As an analytics giant (and, full disclosure, my new employer), SAS has always been in the forefront of advanced analytics and data mining. But the topics of data governance and data management are emerging competencies for SAS – and topics that continue to find new audiences like the one at the Premier Business Leadership Series last week in Las Vegas.
In an interactive workshop called “Doing Data Governance the Right Way,” noted industry analyst and consultant Jill Dyché introduced data governance with a frank discussion of the political pressures and ownership issues that accompany corporate information. “But,” she said, “data governance can be the vehicle for bringing business and IT groups together, often for the first time.”

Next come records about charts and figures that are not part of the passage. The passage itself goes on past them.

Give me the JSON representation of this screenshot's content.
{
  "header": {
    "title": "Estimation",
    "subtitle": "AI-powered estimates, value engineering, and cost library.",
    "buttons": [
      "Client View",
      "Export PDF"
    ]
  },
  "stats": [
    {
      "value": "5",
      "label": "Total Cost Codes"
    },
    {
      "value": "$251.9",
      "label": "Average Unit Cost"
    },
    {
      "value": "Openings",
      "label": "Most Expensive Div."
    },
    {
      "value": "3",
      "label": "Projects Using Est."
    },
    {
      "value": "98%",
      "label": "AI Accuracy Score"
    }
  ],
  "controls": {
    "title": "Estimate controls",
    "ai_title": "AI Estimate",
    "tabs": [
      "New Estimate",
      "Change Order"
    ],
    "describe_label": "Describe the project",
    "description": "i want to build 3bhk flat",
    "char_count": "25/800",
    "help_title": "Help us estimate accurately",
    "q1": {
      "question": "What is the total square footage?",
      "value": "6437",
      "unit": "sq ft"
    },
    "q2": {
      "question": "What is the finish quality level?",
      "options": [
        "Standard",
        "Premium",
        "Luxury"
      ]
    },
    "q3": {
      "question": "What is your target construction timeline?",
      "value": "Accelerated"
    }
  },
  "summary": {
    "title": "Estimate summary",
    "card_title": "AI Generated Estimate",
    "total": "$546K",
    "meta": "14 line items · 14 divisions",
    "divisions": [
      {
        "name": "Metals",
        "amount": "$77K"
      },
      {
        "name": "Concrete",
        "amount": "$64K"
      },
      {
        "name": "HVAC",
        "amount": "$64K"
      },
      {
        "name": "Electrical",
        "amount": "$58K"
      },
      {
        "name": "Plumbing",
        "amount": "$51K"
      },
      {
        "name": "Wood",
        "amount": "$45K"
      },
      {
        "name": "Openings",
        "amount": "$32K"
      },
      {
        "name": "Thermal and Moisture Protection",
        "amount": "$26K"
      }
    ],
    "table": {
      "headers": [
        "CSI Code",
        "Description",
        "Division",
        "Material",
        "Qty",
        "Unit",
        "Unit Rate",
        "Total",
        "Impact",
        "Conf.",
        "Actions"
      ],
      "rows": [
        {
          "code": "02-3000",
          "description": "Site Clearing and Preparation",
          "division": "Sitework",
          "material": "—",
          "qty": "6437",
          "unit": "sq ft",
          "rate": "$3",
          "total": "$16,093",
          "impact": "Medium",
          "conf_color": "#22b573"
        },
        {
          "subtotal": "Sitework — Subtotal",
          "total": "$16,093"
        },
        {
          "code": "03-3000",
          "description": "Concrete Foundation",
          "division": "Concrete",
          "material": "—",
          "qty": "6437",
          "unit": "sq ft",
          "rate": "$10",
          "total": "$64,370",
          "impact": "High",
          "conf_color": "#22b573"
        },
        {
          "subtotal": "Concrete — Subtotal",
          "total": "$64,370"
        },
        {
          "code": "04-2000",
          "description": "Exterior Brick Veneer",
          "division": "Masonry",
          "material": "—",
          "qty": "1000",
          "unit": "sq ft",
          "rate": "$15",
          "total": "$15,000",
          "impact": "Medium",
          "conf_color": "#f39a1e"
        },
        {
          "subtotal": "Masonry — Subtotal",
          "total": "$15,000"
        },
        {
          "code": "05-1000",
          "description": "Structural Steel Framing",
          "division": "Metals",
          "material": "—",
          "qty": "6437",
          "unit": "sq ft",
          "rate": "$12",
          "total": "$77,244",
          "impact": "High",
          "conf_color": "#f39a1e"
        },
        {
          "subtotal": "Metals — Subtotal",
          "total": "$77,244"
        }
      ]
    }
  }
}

What? Business and IT aligning around data? Jill went on to relate examples of companies that had done just that, using pervasive data challenges to gain consensus on what Jill defines as “the policy-making and oversight of corporate information.”
In a poll, half of the audience admitted they hadn’t started data governance yet. Questions ranged from where to start (“Find a need, pain or problem that is data enabled,” Jill advised) to how to convince executives that data governance was a critical need. “Tie data governance to corporate strategy…executives won’t say no,” she said, rattling off several real-life examples of how C-level executives funded data governance on the spot once they saw how their strategies would be data-enabled.

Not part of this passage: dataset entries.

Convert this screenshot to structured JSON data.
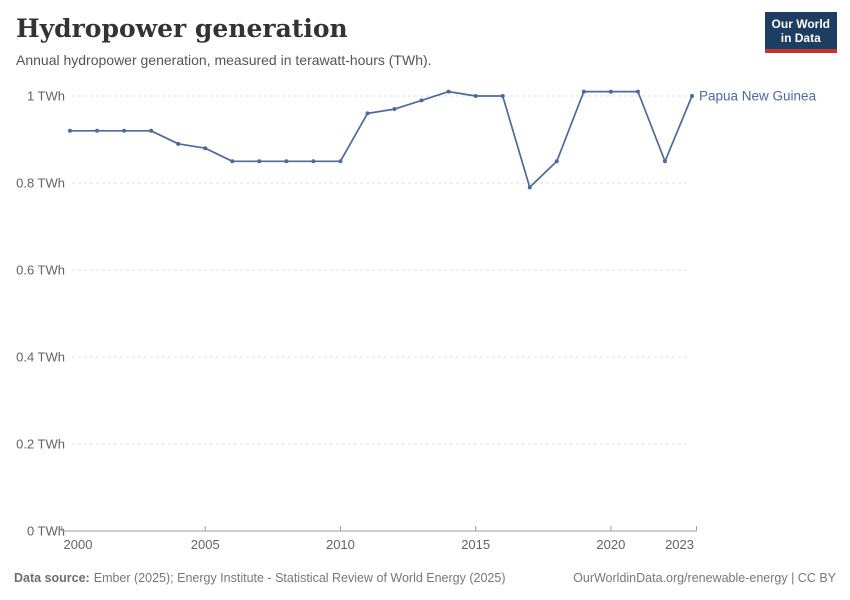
{
  "header": {
    "title": "Hydropower generation",
    "subtitle": "Annual hydropower generation, measured in terawatt-hours (TWh).",
    "logo_line1": "Our World",
    "logo_line2": "in Data"
  },
  "chart_data": {
    "type": "line",
    "title": "Hydropower generation",
    "unit": "TWh",
    "x": [
      2000,
      2001,
      2002,
      2003,
      2004,
      2005,
      2006,
      2007,
      2008,
      2009,
      2010,
      2011,
      2012,
      2013,
      2014,
      2015,
      2016,
      2017,
      2018,
      2019,
      2020,
      2021,
      2022,
      2023
    ],
    "series": [
      {
        "name": "Papua New Guinea",
        "color": "#4c6a9c",
        "values": [
          0.92,
          0.92,
          0.92,
          0.92,
          0.89,
          0.88,
          0.85,
          0.85,
          0.85,
          0.85,
          0.85,
          0.96,
          0.97,
          0.99,
          1.01,
          1.0,
          1.0,
          0.79,
          0.85,
          1.01,
          1.01,
          1.01,
          0.85,
          1.0
        ]
      }
    ],
    "entity_label": "Papua New Guinea",
    "x_tick_years": [
      2000,
      2005,
      2010,
      2015,
      2020,
      2023
    ],
    "x_tick_marks": [
      2005,
      2010,
      2015,
      2020
    ],
    "y_ticks": [
      {
        "value": 0,
        "label": "0 TWh"
      },
      {
        "value": 0.2,
        "label": "0.2 TWh"
      },
      {
        "value": 0.4,
        "label": "0.4 TWh"
      },
      {
        "value": 0.6,
        "label": "0.6 TWh"
      },
      {
        "value": 0.8,
        "label": "0.8 TWh"
      },
      {
        "value": 1,
        "label": "1 TWh"
      }
    ],
    "ylim": [
      0,
      1.05
    ],
    "grid": true,
    "legend_position": "right-of-line-end"
  },
  "footer": {
    "source_label": "Data source:",
    "source_text": "Ember (2025); Energy Institute - Statistical Review of World Energy (2025)",
    "credit": "OurWorldinData.org/renewable-energy | CC BY"
  },
  "colors": {
    "line": "#4c6a9c",
    "grid": "#dddddd",
    "axis": "#9e9e9e",
    "tick_label": "#636363",
    "title": "#333333",
    "subtitle": "#555555",
    "footer": "#787878",
    "logo_bg": "#1d3d63",
    "logo_red": "#c5332d"
  }
}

A few cautionary tales warned the audience against the mistakes other companies have made that can doom a data governance initiative. Try these tips to do it the right way:
- Define data governance in the context of your business and your needs. It’s not enough to assume that people understand what Jill called “the G word.”
- Show stakeholders “what it looks like here.” That means not just defining data governance, but designing it. There’s not a single template for data governance success.
- Don’t overlook cultural considerations. Some companies have very top-down cultures, where every initiative is executive-sponsored and funded before it begins. Others need to show “proof of value,” which might mean starting data governance with what Jill called an SCP, or “small, controlled project,” that shows results quickly.
- Embed execution capabilities. Many executives aren’t even aware of the data management activities taking place in their organizations. Highlight successes in data quality, metadata or data modeling if you’ve had them.